A delightful loaf combining the tangy flavor of lemon with the nutty richness of pistachios and the crunch of poppy seeds.
Preheat your oven to 350°F (175°C) and grease a loaf pan.
Greasing the pan ensures the loaf doesn't stick, making it easier to remove after baking.
In a mixing bowl, whisk together the flour, sugar, baking powder, baking soda, and salt.
Sifting the dry ingredients can help avoid lumps and ensure even mixing.
In another bowl, beat the eggs, then mix in the melted butter, milk, and lemon zest.
Ensure the melted butter is not too hot to prevent cooking the eggs.
Gradually add the wet ingredients to the dry ingredients, mixing until just combined.
Avoid overmixing to keep the loaf tender.
Fold in the chopped pistachios and poppy seeds.
Gently folding prevents deflating the batter, ensuring a light texture.
Pour the batter into the prepared loaf pan and smooth the top.
Tap the pan gently on the counter to remove air bubbles.
Bake in the preheated oven for 40-45 minutes, or until a toothpick inserted into the center comes out clean.

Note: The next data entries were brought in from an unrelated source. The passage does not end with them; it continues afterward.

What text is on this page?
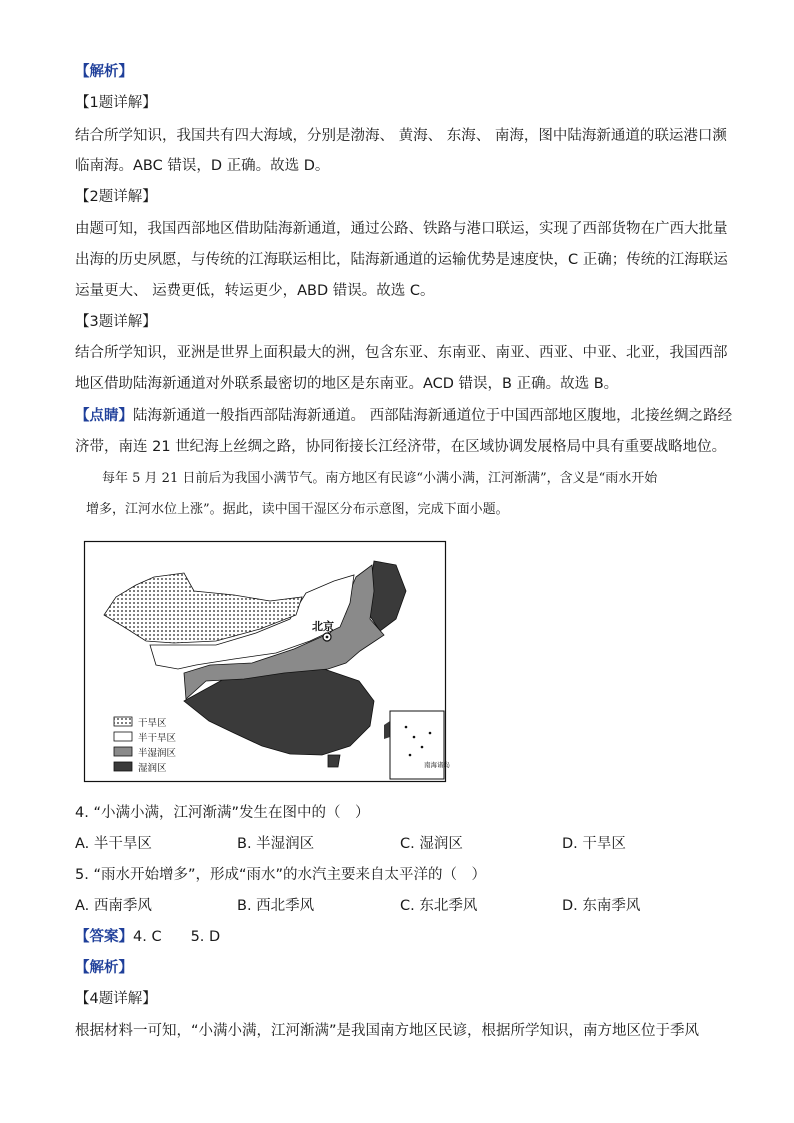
【解析】
【1题详解】
结合所学知识，我国共有四大海域，分别是渤海、 黄海、 东海、 南海，图中陆海新通道的联运港口濒
临南海。ABC 错误，D 正确。故选 D。
【2题详解】
由题可知，我国西部地区借助陆海新通道，通过公路、铁路与港口联运，实现了西部货物在广西大批量
出海的历史夙愿，与传统的江海联运相比，陆海新通道的运输优势是速度快，C 正确；传统的江海联运
运量更大、 运费更低，转运更少，ABD 错误。故选 C。
【3题详解】
结合所学知识，亚洲是世界上面积最大的洲，包含东亚、东南亚、南亚、西亚、中亚、北亚，我国西部
地区借助陆海新通道对外联系最密切的地区是东南亚。ACD 错误，B 正确。故选 B。
【点睛】陆海新通道一般指西部陆海新通道。 西部陆海新通道位于中国西部地区腹地，北接丝绸之路经
济带，南连 21 世纪海上丝绸之路，协同衔接长江经济带，在区域协调发展格局中具有重要战略地位。
每年 5 月 21 日前后为我国小满节气。南方地区有民谚“小满小满，江河渐满”，含义是“雨水开始
增多，江河水位上涨”。据此，读中国干湿区分布示意图，完成下面小题。
北京
干旱区
半干旱区
半湿润区
湿润区	南海诸岛
4. “小满小满，江河渐满”发生在图中的（　）
A. 半干旱区	B. 半湿润区	C. 湿润区	D. 干旱区
5. “雨水开始增多”，形成“雨水”的水汽主要来自太平洋的（　）
A. 西南季风	B. 西北季风	C. 东北季风	D. 东南季风
【答案】4. C　　5. D
【解析】
【4题详解】
根据材料一可知，“小满小满，江河渐满”是我国南方地区民谚，根据所学知识，南方地区位于季风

Check the loaf a few minutes before the end of baking time to avoid overbaking.
Let the loaf cool in the pan for 10 minutes, then transfer to a cooling rack to cool completely.
Cooling allows the loaf to set, making it easier to slice.
Slice and serve the loaf. Enjoy!
Serve with a dollop of whipped cream or a drizzle of honey for extra indulgence.